We covered the fundamentals properly, but built around their situation rather than a template, in particular their subscription products, tying the flows into the apps running that side of the business. Total store revenue moved from $46K to $187K across the same window.
They make sustainable hygiene tools, products that are genuinely satisfying to use and almost impossible to sell in a static image. So we built eight custom flows covering every stage of the journey, and introduced GIF elements that showed texture, motion and real-life use against their clean, modern aesthetic.
Their email design was outdated, overly busy, and no longer looked like the brand they had become. We streamlined the visuals, modernised the layout and aligned everything to the new identity.
Then we changed the structure of both the pop-up and the welcome flow. The offer never moved.

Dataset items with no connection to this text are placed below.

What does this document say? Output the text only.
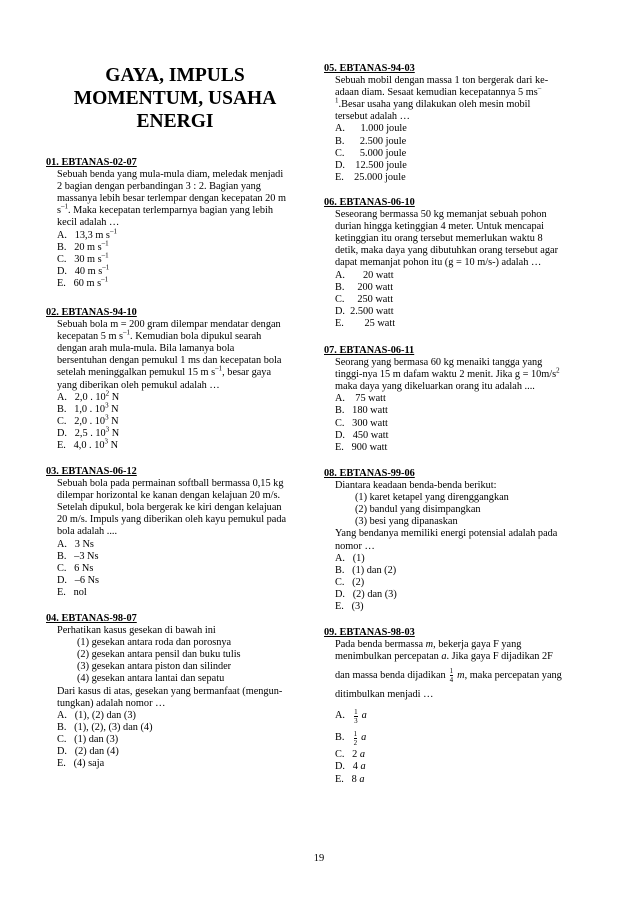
GAYA, IMPULS
MOMENTUM, USAHA
ENERGI
01. EBTANAS-02-07
Sebuah benda yang mula-mula diam, meledak menjadi
2 bagian dengan perbandingan 3 : 2. Bagian yang
massanya lebih besar terlempar dengan kecepatan 20 m
$s^{-1}$. Maka kecepatan terlemparnya bagian yang lebih
kecil adalah …
A. 13,3 m $s^{-1}$
B. 20 m $s^{-1}$
C. 30 m $s^{-1}$
D. 40 m $s^{-1}$
E. 60 m $s^{-1}$
02. EBTANAS-94-10
Sebuah bola m = 200 gram dilempar mendatar dengan
kecepatan 5 m $s^{-1}$. Kemudian bola dipukul searah
dengan arah mula-mula. Bila lamanya bola
bersentuhan dengan pemukul 1 ms dan kecepatan bola
setelah meninggalkan pemukul 15 m $s^{-1}$, besar gaya
yang diberikan oleh pemukul adalah …
A. 2,0 . $10^2$ N
B. 1,0 . $10^3$ N
C. 2,0 . $10^3$ N
D. 2,5 . $10^3$ N
E. 4,0 . $10^3$ N
03. EBTANAS-06-12
Sebuah bola pada permainan softball bermassa 0,15 kg
dilempar horizontal ke kanan dengan kelajuan 20 m/s.
Setelah dipukul, bola bergerak ke kiri dengan kelajuan
20 m/s. Impuls yang diberikan oleh kayu pemukul pada
bola adalah ....
A.   3 Ns
B.   –3 Ns
C.   6 Ns
D.   –6 Ns
E.   nol
04. EBTANAS-98-07
Perhatikan kasus gesekan di bawah ini
(1) gesekan antara roda dan porosnya
(2) gesekan antara pensil dan buku tulis
(3) gesekan antara piston dan silinder
(4) gesekan antara lantai dan sepatu
Dari kasus di atas, gesekan yang bermanfaat (mengun-
tungkan) adalah nomor …
A.   (1), (2) dan (3)
B.   (1), (2), (3) dan (4)
C.   (1) dan (3)
D.   (2) dan (4)
E.   (4) saja
05. EBTANAS-94-03
Sebuah mobil dengan massa 1 ton bergerak dari ke-
adaan diam. Sesaat kemudian kecepatannya 5 ms–
$^1$.Besar usaha yang dilakukan oleh mesin mobil
tersebut adalah …
A.      1.000 joule
B.      2.500 joule
C.      5.000 joule
D.    12.500 joule
E.    25.000 joule
06. EBTANAS-06-10
Seseorang bermassa 50 kg memanjat sebuah pohon
durian hingga ketinggian 4 meter. Untuk mencapai
ketinggian itu orang tersebut memerlukan waktu 8
detik, maka daya yang dibutuhkan orang tersebut agar
dapat memanjat pohon itu (g = 10 m/s-) adalah …
A.       20 watt
B.     200 watt
C.     250 watt
D.  2.500 watt
E.        25 watt
07. EBTANAS-06-11
Seorang yang bermasa 60 kg menaiki tangga yang
tinggi-nya 15 m dafam waktu 2 menit. Jika $g = 10m/s^2$
maka daya yang dikeluarkan orang itu adalah ....
A.    75 watt
B.   180 watt
C.   300 watt
D.   450 watt
E.   900 watt
08. EBTANAS-99-06
Diantara keadaan benda-benda berikut:
(1) karet ketapel yang direnggangkan
(2) bandul yang disimpangkan
(3) besi yang dipanaskan
Yang bendanya memiliki energi potensial adalah pada
nomor …
A.   (1)
B.   (1) dan (2)
C.   (2)
D.   (2) dan (3)
E.   (3)
09. EBTANAS-98-03
Pada benda bermassa m, bekerja gaya F yang
menimbulkan percepatan a. Jika gaya F dijadikan 2F
dan massa benda dijadikan $\frac{1}{4} m$, maka percepatan yang
ditimbulkan menjadi …
A. $\frac{1}{3}$ a
B. $\frac{1}{2}$ a
C.   2 a
D.   4 a
E.   8 a
19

The revenue doubled.
We inherited an account with severe deliverability damage, caused by relentless discounting and poor list management under a previous agency. A full migration to a new Klaviyo account and sending domain was the only way to restore inbox placement and protect the list long term.
Mid-transition, the brand was blocked from Meta Ads. Email went from supporting channel to the only channel, overnight. We stabilised deliverability, cleaned and re-segmented, rebuilt the foundation, then layered in high-impact lifecycle flows and a campaign cadence that converts without discounting the brand into the ground.
Total revenue dipped slightly with paid gone, from $75,650 to $73,357. Email-attributed revenue went up more than fivefold. Retention replaced acquisition inside a single period.